Nous n’avons pas besoin de tuer, insiste le commandant militaire zapatiste, mais pour cela, il faut de l’organisation … Nous ne voulons plus de ceux qui gouvernent là-bas, parce que le capitalisme est dans le monde... personne ne va aller se battre là où tout le monde vit. C’est nous qui sommes là, là où ils sont, là où ils vivent. Puis il demande : quelqu’un croit-il que le capitalisme peut être humanisé ? Le public répond en chœur que non. Et il poursuit : « Le capitalisme ne va pas dire “je renonce à exploiter”. Personne, pas même le plus petit, ne veut arrêter de tricher, de voler et d’exploiter, et encore moins les gros. Il n’y a donc pas besoin de beaucoup d’études. Ce qu’il faut, c’est réfléchir à la manière de changer cette situation. Personne ne nous le dira, c’est nous, les hommes et les femmes, qui allons suivre cette voie et nous défendre ».

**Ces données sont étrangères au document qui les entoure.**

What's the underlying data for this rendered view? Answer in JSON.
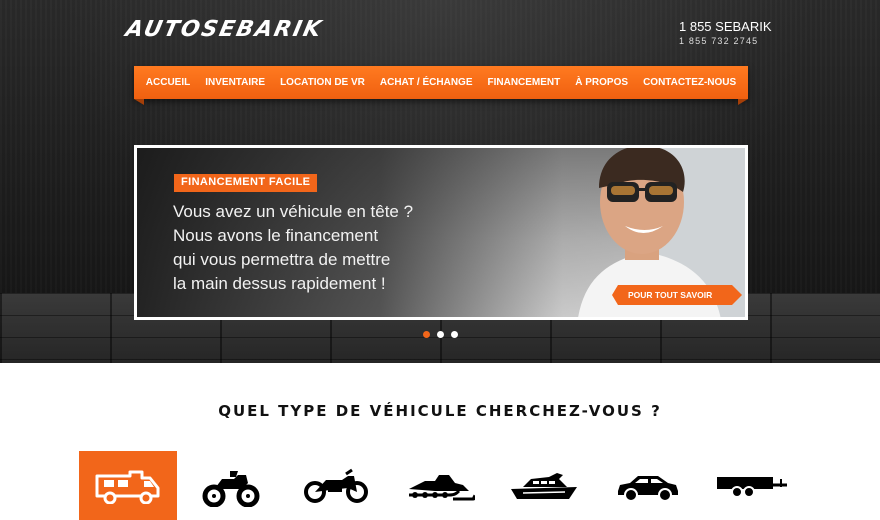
{
  "brand": {
    "logo_text": "AUTOSEBARIK"
  },
  "contact": {
    "phone_word": "1 855 SEBARIK",
    "phone_number": "1 855 732 2745"
  },
  "nav": {
    "items": [
      {
        "label": "ACCUEIL"
      },
      {
        "label": "INVENTAIRE"
      },
      {
        "label": "LOCATION DE VR"
      },
      {
        "label": "ACHAT / ÉCHANGE"
      },
      {
        "label": "FINANCEMENT"
      },
      {
        "label": "À PROPOS"
      },
      {
        "label": "CONTACTEZ-NOUS"
      }
    ]
  },
  "slider": {
    "badge": "FINANCEMENT FACILE",
    "lines": [
      "Vous avez un véhicule en tête ?",
      "Nous avons le financement",
      "qui vous permettra de mettre",
      "la main dessus rapidement !"
    ],
    "cta": "POUR TOUT SAVOIR",
    "active_slide": 1,
    "slide_count": 3
  },
  "vehicle_section": {
    "title": "QUEL TYPE DE VÉHICULE CHERCHEZ-VOUS ?",
    "types": [
      {
        "icon": "rv-icon",
        "active": true
      },
      {
        "icon": "atv-icon",
        "active": false
      },
      {
        "icon": "motorcycle-icon",
        "active": false
      },
      {
        "icon": "snowmobile-icon",
        "active": false
      },
      {
        "icon": "boat-icon",
        "active": false
      },
      {
        "icon": "car-icon",
        "active": false
      },
      {
        "icon": "trailer-icon",
        "active": false
      }
    ]
  },
  "colors": {
    "accent": "#f2661a",
    "dark": "#1b1b1b",
    "white": "#ffffff"
  }
}
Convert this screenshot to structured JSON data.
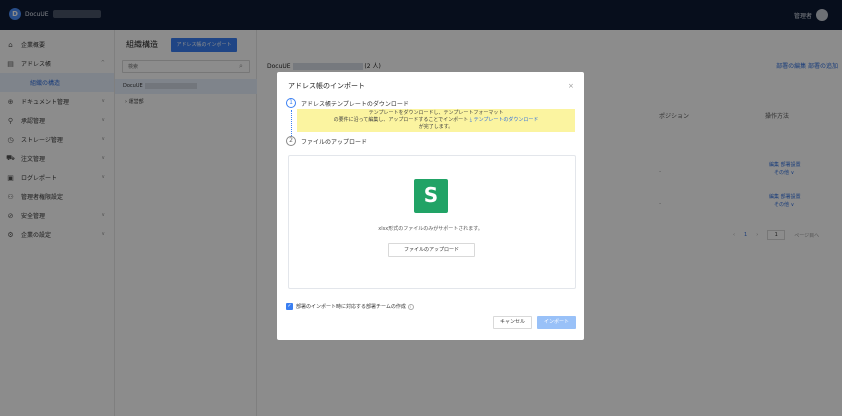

Organisation, histoire et 4T

Pendant ces deux jours, les zapatistes ont raconté les différentes étapes de l’histoire de leur autonomie, depuis la naissance des Aguascalientes en 1994, leur conversion en cinq caracoles en 2003, leur élargissement à 12, jusqu’à aujourd’hui, où ils se prononcent en faveur de la Terre Commune, sans propriétaires, et invitent même ceux qui ne sont pas zapatistes à faire partie de ce travail collectif.

« Cela n’a pas été facile, parce que le mauvais gouvernement a voulu en finir avec nous. Dans leurs médias, ils ont dit que nous, les zapatistes, nous étions rendus et que nous avions accepté leurs miettes. Mais nous ne nous sommes pas rendus. Résister, ce n’est pas seulement endurer, c’est construire », disent les jeunes dans une pièce de théâtre.

C’est au tour de la critique et de la remise en question profonde de la 4T [la “Quatrième Transformation” lancée par le président López Obrador, NdT] et de ses mégaprojets. Des trains en carton portés sur les épaules d’enfants et de jeunes représentent le Train Maya et le Train Interocéanique, récemment inaugurés par le gouvernement fédéral. Ce segment évoque les projets éoliens, les entreprises minières, les cultures transgéniques et les centrales hydroélectriques. Il est également question du crime organisé et de sa complicité avec les gouvernements.

La fête semble sans fin. Les danses se poursuivent jusqu’au petit matin. Et tout au long du 1er  janvier, il y a encore de la danse, des tournois de basket-ball et de volley-ball, des performances artistiques et des ateliers proposés par les visiteurs.

Soudain, un groupe impensable de mariachis apparaît dans la cantine communautaire. Ils chantent Las Mañanitas, car un anniversaire est célébré.